There is no evidence of widespread voter fraud in Florida, and Scott's search for ineligible voters is looking for the proverbial needle in the haystack. Out of more than 11 million registered voters, state officials started with a list of potential suspects of more than 180,000. Then they sent a list of 2,625 suspects to elections supervisors that was so flawed the supervisors put a stop to the purge effort. Then the state agreed to abandon that list, ran names through a federal database of noncitizens and finally emailed a list Wednesday of 198 potentially ineligible voters. That's 198 out of 11,446,540 registered voters.
After all of that, the state's list still cannot be trusted. In Hillsborough County, the number of suspects has dropped from 72 to two — and both of those names already have been removed from the voter registration rolls. In Pinellas County, the number dropped from 36 to five. Two of those already have been removed from the rolls and two others have remained on the rolls because their status is uncertain. It's even more of a mess in South Florida, where 119 are on the lists in Miami-Dade, Broward and Palm Beach counties. The Miami Herald reports some of the residents on those lists insist they are citizens, some acknowledge they are not and some who records show have voted in previous elections deny that they did. No one should vote illegally, and anyone who does should face criminal charges. But this is not a responsible way to ensure the integrity of voting rolls that turn out to be very well managed by county elections supervisors.
With overseas ballots already out and mail ballots set to be sent Tuesday, there is no time to do this right. Elections supervisors have to do their own research on each voter on the state's list, and they do not even have access yet to the federal database to check the state's work. Then they must send certified letters to those they believe are potential noncitizens, who have 30 days to show proof that they are citizens and eligible to vote. Good luck getting all of this done before someone votes by mail or before the Nov. 6 election. The rights of a citizen to vote should not be chilled by a threatening letter that turns out to be based on wrong information as ballots are being distributed.

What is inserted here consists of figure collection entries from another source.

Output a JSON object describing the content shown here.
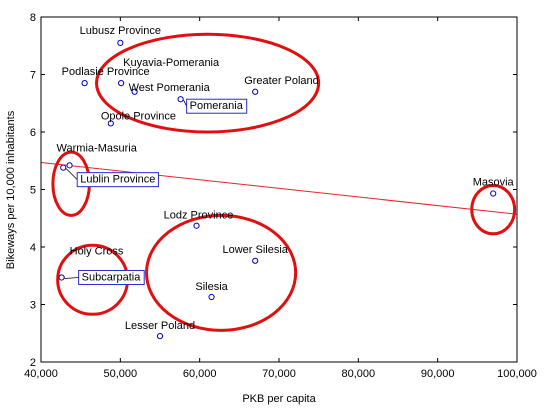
{
  "chart_data": {
    "type": "scatter",
    "title": "",
    "xlabel": "PKB per capita",
    "ylabel": "Bikeways per 10,000 inhabitants",
    "xlim": [
      40000,
      100000
    ],
    "ylim": [
      2,
      8
    ],
    "x_ticks": [
      40000,
      50000,
      60000,
      70000,
      80000,
      90000,
      100000
    ],
    "x_tick_labels": [
      "40,000",
      "50,000",
      "60,000",
      "70,000",
      "80,000",
      "90,000",
      "100,000"
    ],
    "y_ticks": [
      2,
      3,
      4,
      5,
      6,
      7,
      8
    ],
    "y_tick_labels": [
      "2",
      "3",
      "4",
      "5",
      "6",
      "7",
      "8"
    ],
    "grid": false,
    "legend": "none",
    "colors": {
      "points": "#0000cc",
      "fit_line": "#e8232a",
      "cluster_ellipse": "#e01010",
      "label_box": "#2a2ad0"
    },
    "points": [
      {
        "name": "Lubusz Province",
        "x": 50000,
        "y": 7.55
      },
      {
        "name": "Kuyavia-Pomerania",
        "x": 50100,
        "y": 6.85
      },
      {
        "name": "Podlasie Province",
        "x": 45500,
        "y": 6.85
      },
      {
        "name": "West Pomerania",
        "x": 51800,
        "y": 6.7
      },
      {
        "name": "Greater Poland",
        "x": 67000,
        "y": 6.7
      },
      {
        "name": "Pomerania",
        "x": 57600,
        "y": 6.57,
        "boxed": true
      },
      {
        "name": "Opole Province",
        "x": 48800,
        "y": 6.15
      },
      {
        "name": "Warmia-Masuria",
        "x": 43600,
        "y": 5.42
      },
      {
        "name": "Lublin Province",
        "x": 42800,
        "y": 5.38,
        "boxed": true
      },
      {
        "name": "Masovia",
        "x": 97000,
        "y": 4.93
      },
      {
        "name": "Lodz Province",
        "x": 59600,
        "y": 4.37
      },
      {
        "name": "Lower Silesia",
        "x": 67000,
        "y": 3.76
      },
      {
        "name": "Holy Cross",
        "x": 42600,
        "y": 3.47
      },
      {
        "name": "Subcarpatia",
        "x": 42600,
        "y": 3.47,
        "boxed": true
      },
      {
        "name": "Silesia",
        "x": 61500,
        "y": 3.13
      },
      {
        "name": "Lesser Poland",
        "x": 55000,
        "y": 2.45
      }
    ],
    "fit_line": {
      "x": [
        40000,
        100000
      ],
      "y": [
        5.47,
        4.57
      ]
    },
    "cluster_ellipses": [
      {
        "name": "north-west-group",
        "cx": 61000,
        "cy": 6.85,
        "rx": 14000,
        "ry": 0.85
      },
      {
        "name": "lublin-group",
        "cx": 43800,
        "cy": 5.1,
        "rx": 2300,
        "ry": 0.55
      },
      {
        "name": "masovia-group",
        "cx": 97000,
        "cy": 4.65,
        "rx": 2700,
        "ry": 0.42
      },
      {
        "name": "subcarpatia-group",
        "cx": 46500,
        "cy": 3.43,
        "rx": 4400,
        "ry": 0.6
      },
      {
        "name": "central-south-group",
        "cx": 62700,
        "cy": 3.55,
        "rx": 9400,
        "ry": 1.0
      }
    ]
  }
}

It is no surprise that the state's list of potentially ineligible voters is disproportionately filled with Democrats, Hispanics and African-Americans. What is surprising is that a Republican governor who claims to represent all Floridians and demands data-driven results stubbornly refuses to abandon such a fundamentally flawed, unfair effort. As Pinellas Supervisor of Elections Deborah Clark told the Tampa Bay Times editorial board Thursday, "I'm so sorry Florida is doing this right now. This does not reflect positively on Florida's election process.''
No, it doesn't. This is shameless voter suppression insisted upon by the governor. It it is exactly the reason why federal law prohibits voter roll purges within 90 days of an election, and the courts should stop this fiasco before it goes any further. If a judge won't, it will be up to county elections supervisors once again to protect legitimate voters from their state government.